Теория групп крови, которая начала завоевывать популярность в 20–30-х годах XX столетия, к 1950-м стала практически общепризнанной. Именно она натолкнула Холмана на интересную мысль. Аллотрансплантация, то есть пересадка здоровой кожи одного человека другому, ни разу не увенчалась сколько-нибудь продолжительным успехом.

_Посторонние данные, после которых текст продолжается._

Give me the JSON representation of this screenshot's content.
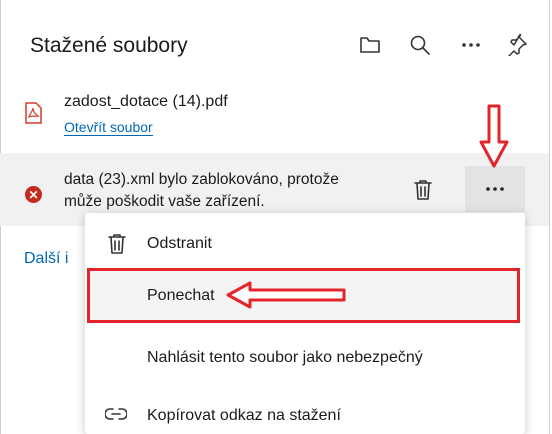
{
  "header": {
    "title": "Stažené soubory",
    "icons": [
      "folder-icon",
      "search-icon",
      "more-icon",
      "pin-icon"
    ]
  },
  "downloads": [
    {
      "filename": "zadost_dotace (14).pdf",
      "action_link": "Otevřít soubor",
      "icon": "pdf-icon"
    },
    {
      "message_line1": "data (23).xml bylo zablokováno, protože",
      "message_line2": "může poškodit vaše zařízení.",
      "icon": "error-icon"
    }
  ],
  "more_link": "Další i",
  "context_menu": {
    "items": [
      {
        "label": "Odstranit",
        "icon": "trash-icon"
      },
      {
        "label": "Ponechat",
        "icon": ""
      },
      {
        "label": "Nahlásit tento soubor jako nebezpečný",
        "icon": ""
      },
      {
        "label": "Kopírovat odkaz na stažení",
        "icon": "link-icon"
      }
    ],
    "highlighted": "Ponechat"
  },
  "colors": {
    "accent_link": "#0067b8",
    "annotation_red": "#e3242b",
    "error": "#c42b1c"
  }
}
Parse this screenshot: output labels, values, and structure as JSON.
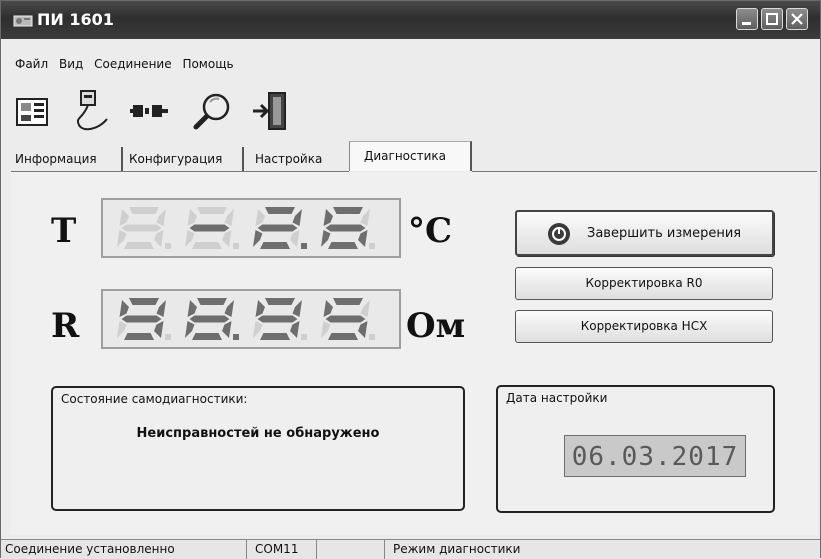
{
  "window": {
    "title": "ПИ 1601"
  },
  "menu": [
    "Файл",
    "Вид",
    "Соединение",
    "Помощь"
  ],
  "toolbar": [
    {
      "icon": "device-panel-icon"
    },
    {
      "icon": "cable-icon"
    },
    {
      "icon": "plug-connect-icon"
    },
    {
      "icon": "magnifier-icon"
    },
    {
      "icon": "exit-door-icon"
    }
  ],
  "tabs": [
    "Информация",
    "Конфигурация",
    "Настройка",
    "Диагностика"
  ],
  "active_tab": "Диагностика",
  "readings": {
    "temperature": {
      "letter": "T",
      "value": "-2.6",
      "unit": "°C"
    },
    "resistance": {
      "letter": "R",
      "value": "98.95",
      "unit": "Ом"
    }
  },
  "buttons": {
    "stop": "Завершить измерения",
    "correct_r0": "Корректировка R0",
    "correct_hsx": "Корректировка НСХ"
  },
  "self_diagnostics": {
    "caption": "Состояние самодиагностики:",
    "status": "Неисправностей не обнаружено"
  },
  "calibration": {
    "caption": "Дата настройки",
    "date": "06.03.2017"
  },
  "statusbar": {
    "connection": "Соединение установленно",
    "port": "COM11",
    "empty": "",
    "mode": "Режим диагностики"
  },
  "colors": {
    "title_bar": "#3a3a3a",
    "segment_on": "#6e6e6e",
    "segment_off": "#cfcfcf"
  }
}
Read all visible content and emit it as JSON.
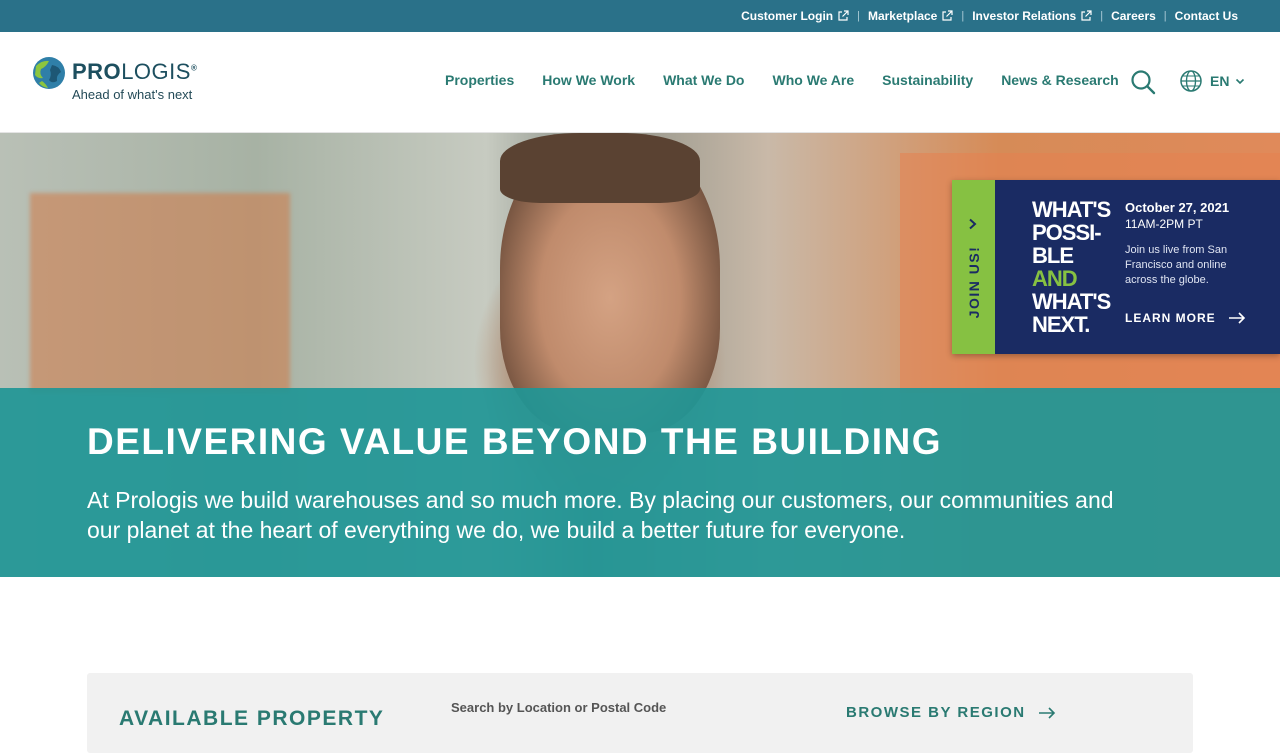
{
  "utility": {
    "customer_login": "Customer Login",
    "marketplace": "Marketplace",
    "investor_relations": "Investor Relations",
    "careers": "Careers",
    "contact_us": "Contact Us",
    "separator": "|"
  },
  "brand": {
    "name_bold": "PRO",
    "name_light": "LOGIS",
    "registered": "®",
    "tagline": "Ahead of what's next",
    "logo_icon": "globe-icon"
  },
  "nav": {
    "items": [
      {
        "label": "Properties"
      },
      {
        "label": "How We Work"
      },
      {
        "label": "What We Do"
      },
      {
        "label": "Who We Are"
      },
      {
        "label": "Sustainability"
      },
      {
        "label": "News & Research"
      }
    ],
    "search_icon": "search-icon",
    "language_icon": "globe-icon",
    "language": "EN"
  },
  "hero": {
    "title": "DELIVERING VALUE BEYOND THE BUILDING",
    "text": "At Prologis we build warehouses and so much more. By placing our customers, our communities and our planet at the heart of everything we do, we build a better future for everyone."
  },
  "promo": {
    "tab_label": "JOIN US!",
    "art_lines": [
      "WHAT'S",
      "POSSI-",
      "BLE",
      "AND",
      "WHAT'S",
      "NEXT."
    ],
    "date": "October 27, 2021",
    "time": "11AM-2PM PT",
    "description": "Join us live from San Francisco and online across the globe.",
    "cta": "LEARN MORE"
  },
  "search_panel": {
    "title": "AVAILABLE PROPERTY",
    "location_label": "Search by Location or Postal Code",
    "browse": "BROWSE BY REGION"
  },
  "colors": {
    "utility_bar": "#2a7189",
    "nav_text": "#2a7a72",
    "hero_overlay": "#209696",
    "promo_bg": "#1a2b63",
    "promo_tab": "#86c142"
  }
}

Но во времена Холмана жертвами ожогов часто становились дети, хватавшие предметы с горячей плиты или падавшие, споткнувшись, в открытый огонь. Есть шанс, подумал Холман, что кожа родителей годится для пересадки ребенку почти как его собственная, – и попробовал пересадить малолетнему пациенту кожу матери[9]. Мысль Холмана, была, пожалуй, здравой, но и эти трансплантаты не прижились. Хуже того – каждый новый аллотрансплантат отторгался быстрее прежнего. Холман понял, что «разрушительная сила» исходит из организма пациента[10]. Вскоре пластический хирург из Сент-Луиса Баррет Браун подтвердил его догадку: «разрушителем» оказался иммунный ответ. Организм пациента каким-то образом опознает чужую ткань, воспринимает ее как угрозу, как вторжение, атакует и отторгает. Он как будто понимает, где начинается и заканчивается участок пересаженной ткани, и отказывается от чужой кожи. А это означало верный провал любых попыток пересадить человеку кожу (и вообще любой орган) другого человека: в 1940 году медики должны были принять это как факт. В 1950 году Лео Лёб, известный и плодовитый ученый-биолог из Нью-Йорка, оценил перспективы трансплантации как «безнадежные», а все усилия в этом направлении назвал «пустой тратой времени»[11]. Все приверженцы трансплантологии в США должны были увидеть в этом вердикте крах своих планов, но в клинике Бригама опыты по пересадке тканей не прекратились. Главный хирург клиники Фрэнсис Мур был уверен, что прогресс в этой области все же возможен, – и он пригласил в команду единомышленника-энтузиаста Джозефа Мюррея. Ведущие медицинские светила Гарварда со снисходительной усмешкой взирали на этот новый университетский «корабль дураков», ведомый сбившимися с курса капитанами.